In 1971 he entered the Cyril and Methodius Faculty of Theology in Litoměřice and was ordained a priest on 27 June 1976 by Bishop Josef Vrana for Diocese of Brno.

==Priestly ministry==
Following his ordination, Cikrle served in the parishes of Jaroměřice nad Rokytnou, Jihlava, Znojmo, Slavkov u Brna, Velké Němčice and Starovice. In 1982 he became prefect of the seminary in Litoměřice and was later appointed its rector.

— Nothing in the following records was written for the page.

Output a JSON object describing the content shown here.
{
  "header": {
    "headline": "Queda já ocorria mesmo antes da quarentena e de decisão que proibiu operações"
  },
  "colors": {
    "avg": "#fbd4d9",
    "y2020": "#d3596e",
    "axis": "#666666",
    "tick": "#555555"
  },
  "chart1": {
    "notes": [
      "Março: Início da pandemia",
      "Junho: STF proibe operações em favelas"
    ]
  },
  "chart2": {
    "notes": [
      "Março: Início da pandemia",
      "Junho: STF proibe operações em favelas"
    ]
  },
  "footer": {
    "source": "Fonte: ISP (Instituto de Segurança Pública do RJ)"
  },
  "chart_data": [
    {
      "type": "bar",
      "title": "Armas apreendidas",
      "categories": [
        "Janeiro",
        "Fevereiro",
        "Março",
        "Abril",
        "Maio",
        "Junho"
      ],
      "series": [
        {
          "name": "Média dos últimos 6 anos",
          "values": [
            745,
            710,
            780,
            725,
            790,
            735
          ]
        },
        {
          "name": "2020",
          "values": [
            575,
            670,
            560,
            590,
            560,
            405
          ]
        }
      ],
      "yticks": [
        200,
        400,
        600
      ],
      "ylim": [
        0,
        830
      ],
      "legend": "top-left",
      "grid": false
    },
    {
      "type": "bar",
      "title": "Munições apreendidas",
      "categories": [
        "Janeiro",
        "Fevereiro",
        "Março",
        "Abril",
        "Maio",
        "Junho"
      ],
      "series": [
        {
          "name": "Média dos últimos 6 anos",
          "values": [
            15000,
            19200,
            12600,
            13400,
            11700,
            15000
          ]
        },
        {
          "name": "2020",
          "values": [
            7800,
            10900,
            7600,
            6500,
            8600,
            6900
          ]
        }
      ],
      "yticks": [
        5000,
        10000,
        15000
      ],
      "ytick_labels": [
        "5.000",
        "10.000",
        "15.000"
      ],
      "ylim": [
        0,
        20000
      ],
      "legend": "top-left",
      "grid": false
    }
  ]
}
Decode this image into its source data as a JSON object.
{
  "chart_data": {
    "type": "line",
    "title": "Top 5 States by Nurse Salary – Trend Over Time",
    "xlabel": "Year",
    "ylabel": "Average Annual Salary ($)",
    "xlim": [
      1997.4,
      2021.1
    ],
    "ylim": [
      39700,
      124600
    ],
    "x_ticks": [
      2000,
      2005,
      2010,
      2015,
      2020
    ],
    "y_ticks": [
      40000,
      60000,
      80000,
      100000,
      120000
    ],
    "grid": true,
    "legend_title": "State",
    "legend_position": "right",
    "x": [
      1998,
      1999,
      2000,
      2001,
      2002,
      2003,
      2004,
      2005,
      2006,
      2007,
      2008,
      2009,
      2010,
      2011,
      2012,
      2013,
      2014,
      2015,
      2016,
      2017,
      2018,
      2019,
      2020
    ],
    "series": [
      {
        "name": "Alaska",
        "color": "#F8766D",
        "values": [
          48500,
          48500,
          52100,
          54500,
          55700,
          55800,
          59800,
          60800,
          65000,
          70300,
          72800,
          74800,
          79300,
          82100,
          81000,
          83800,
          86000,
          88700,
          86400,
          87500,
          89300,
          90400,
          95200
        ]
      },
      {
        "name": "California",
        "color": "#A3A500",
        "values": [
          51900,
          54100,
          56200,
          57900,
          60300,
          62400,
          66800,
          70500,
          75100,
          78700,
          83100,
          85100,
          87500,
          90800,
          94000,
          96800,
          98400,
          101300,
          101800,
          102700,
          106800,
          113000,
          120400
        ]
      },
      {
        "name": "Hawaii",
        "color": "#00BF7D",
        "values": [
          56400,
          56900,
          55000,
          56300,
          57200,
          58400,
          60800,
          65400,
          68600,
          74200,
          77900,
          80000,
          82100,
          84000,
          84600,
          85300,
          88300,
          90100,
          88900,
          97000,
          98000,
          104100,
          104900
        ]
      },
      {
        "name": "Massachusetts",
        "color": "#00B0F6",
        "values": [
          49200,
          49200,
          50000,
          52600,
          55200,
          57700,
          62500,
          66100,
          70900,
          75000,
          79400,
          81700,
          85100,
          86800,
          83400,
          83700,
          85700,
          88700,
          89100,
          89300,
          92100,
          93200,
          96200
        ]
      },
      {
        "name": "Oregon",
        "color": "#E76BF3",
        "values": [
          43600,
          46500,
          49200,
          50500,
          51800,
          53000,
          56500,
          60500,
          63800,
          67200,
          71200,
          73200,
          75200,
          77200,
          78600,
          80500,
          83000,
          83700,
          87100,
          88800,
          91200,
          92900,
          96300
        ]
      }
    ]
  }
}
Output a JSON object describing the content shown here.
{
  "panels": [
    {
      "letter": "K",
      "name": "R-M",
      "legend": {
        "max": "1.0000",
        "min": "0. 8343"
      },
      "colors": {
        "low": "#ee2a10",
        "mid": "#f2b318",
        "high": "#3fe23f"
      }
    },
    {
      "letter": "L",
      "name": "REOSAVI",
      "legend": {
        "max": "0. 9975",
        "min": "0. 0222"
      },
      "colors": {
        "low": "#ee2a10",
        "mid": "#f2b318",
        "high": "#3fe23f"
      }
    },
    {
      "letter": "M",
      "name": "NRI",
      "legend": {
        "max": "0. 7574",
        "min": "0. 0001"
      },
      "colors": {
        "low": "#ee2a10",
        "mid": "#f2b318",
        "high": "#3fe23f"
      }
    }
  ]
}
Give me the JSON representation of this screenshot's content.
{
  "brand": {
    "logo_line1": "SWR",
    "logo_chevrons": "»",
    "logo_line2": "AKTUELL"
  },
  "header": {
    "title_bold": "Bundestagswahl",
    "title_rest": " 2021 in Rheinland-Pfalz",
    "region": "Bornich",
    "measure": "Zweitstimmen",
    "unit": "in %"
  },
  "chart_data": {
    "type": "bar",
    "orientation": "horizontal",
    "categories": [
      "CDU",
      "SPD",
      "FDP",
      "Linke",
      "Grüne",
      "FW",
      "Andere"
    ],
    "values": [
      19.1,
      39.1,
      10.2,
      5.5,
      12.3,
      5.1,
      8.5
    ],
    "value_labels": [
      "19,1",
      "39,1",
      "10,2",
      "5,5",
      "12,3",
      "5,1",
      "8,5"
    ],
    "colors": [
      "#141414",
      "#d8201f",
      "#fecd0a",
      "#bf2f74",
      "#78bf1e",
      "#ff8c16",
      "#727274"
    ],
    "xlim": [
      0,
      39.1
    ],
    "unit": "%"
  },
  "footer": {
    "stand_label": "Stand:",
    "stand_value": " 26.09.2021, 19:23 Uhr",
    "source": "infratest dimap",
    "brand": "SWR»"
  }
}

During his priestly ministry he ordained 222 priests, an unusually high number for a Czech diocesan bishop.

==Bishop of Brno==
On 14 February 1990, Pope John Paul II appointed Cikrle Bishop of Brno after the see had remained vacant for eighteen years. He received episcopal consecration on 31 March 1990 from Archbishop František Vaňák, with Cardinal Hans Hermann Groër and Bishop Josef Koukl serving as co-consecrators.

His episcopate was marked by the post-communist renewal of the Diocese of Brno, including the reorganization of diocesan structures, the establishment of new parishes, support for priestly vocations, and numerous church construction and restoration projects.

Upon reaching the canonical retirement age of 75, Cikrle submitted his resignation to Pope Francis. It was accepted on 26 May 2022, when Auxiliary Bishop Pavel Konzbul succeeded him as diocesan bishop. Since then Cikrle has held the title of Bishop Emeritus of Brno.